Tuesday, April 7, 2009

Christian Nation

It's been a while since I have taken the time to write anything. Alot has happened. Birth's and deaths, basketball and work, the normal things that happen when you have a very large extended family. The births and deaths I will write about in the next couple of days. This morning riding to work I made the mistake and found myself listening to the local talk radio. The discussion was on the president's remark of this not being a christian nation, nor a jewish nation etc, etc but a nation of citizens. All the callers (as you would expect) said we are a christian nation.

All though I agree that the majority of Americans claim to be Christians, are we truely a Christian Nation? As a nation do we strive to be Christ Like? Do we love our enemies? When we give to the needy Do we "announce it with trumpets" or "give in secret"? Are we a Christian Nation when 44% of married men, and 36% of married women have committed adultery? We want to announce to the world that we are a Christian Nation, but we are the only country in the world to have ever used a nuclear bomb on another country.
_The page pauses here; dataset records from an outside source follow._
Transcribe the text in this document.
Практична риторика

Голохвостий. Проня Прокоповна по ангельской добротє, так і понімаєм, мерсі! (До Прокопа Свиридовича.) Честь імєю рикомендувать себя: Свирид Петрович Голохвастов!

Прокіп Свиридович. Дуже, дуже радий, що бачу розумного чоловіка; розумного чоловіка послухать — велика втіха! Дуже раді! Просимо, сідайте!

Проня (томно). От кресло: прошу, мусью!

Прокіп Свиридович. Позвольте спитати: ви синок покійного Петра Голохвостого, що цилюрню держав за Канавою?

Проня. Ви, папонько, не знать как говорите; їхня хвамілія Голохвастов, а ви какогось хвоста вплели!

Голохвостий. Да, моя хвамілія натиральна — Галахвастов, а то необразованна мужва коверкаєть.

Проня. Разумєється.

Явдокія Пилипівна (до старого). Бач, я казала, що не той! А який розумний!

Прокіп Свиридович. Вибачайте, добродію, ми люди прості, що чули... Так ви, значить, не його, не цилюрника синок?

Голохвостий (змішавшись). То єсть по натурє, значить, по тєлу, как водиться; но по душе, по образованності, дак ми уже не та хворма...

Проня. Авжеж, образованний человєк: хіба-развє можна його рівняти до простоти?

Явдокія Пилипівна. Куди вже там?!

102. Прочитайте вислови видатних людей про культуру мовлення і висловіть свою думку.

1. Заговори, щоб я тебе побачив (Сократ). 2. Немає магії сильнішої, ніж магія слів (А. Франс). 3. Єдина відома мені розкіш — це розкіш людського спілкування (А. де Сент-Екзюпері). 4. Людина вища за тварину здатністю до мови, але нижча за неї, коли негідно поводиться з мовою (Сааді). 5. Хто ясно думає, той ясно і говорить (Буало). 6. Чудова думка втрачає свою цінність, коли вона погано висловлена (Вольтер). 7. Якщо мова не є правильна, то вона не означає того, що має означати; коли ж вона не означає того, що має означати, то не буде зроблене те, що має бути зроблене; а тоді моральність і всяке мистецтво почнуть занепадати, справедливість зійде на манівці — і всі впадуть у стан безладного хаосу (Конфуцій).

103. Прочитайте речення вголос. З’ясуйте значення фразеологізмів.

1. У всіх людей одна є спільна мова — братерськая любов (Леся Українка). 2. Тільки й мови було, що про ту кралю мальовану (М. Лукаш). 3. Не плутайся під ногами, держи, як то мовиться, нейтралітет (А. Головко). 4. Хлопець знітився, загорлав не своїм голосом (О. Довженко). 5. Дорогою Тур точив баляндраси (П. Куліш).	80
We are quick to invade a country for military use but slow to send troops into Dafur."Whatever you did not do for the least of these you did not do for me". So are we a Christian Nation?

I have always said that no one should ever have to ask whether or not you are a Christian. Your actions and the way you treat others should be proof enough. The same applies to our country. No one should ever have to ask whether or not America is a Christian Nation. Our actions should remove all doubt. St. Francis of Assisi says " Preach the Gospel at all times and when necessary use words".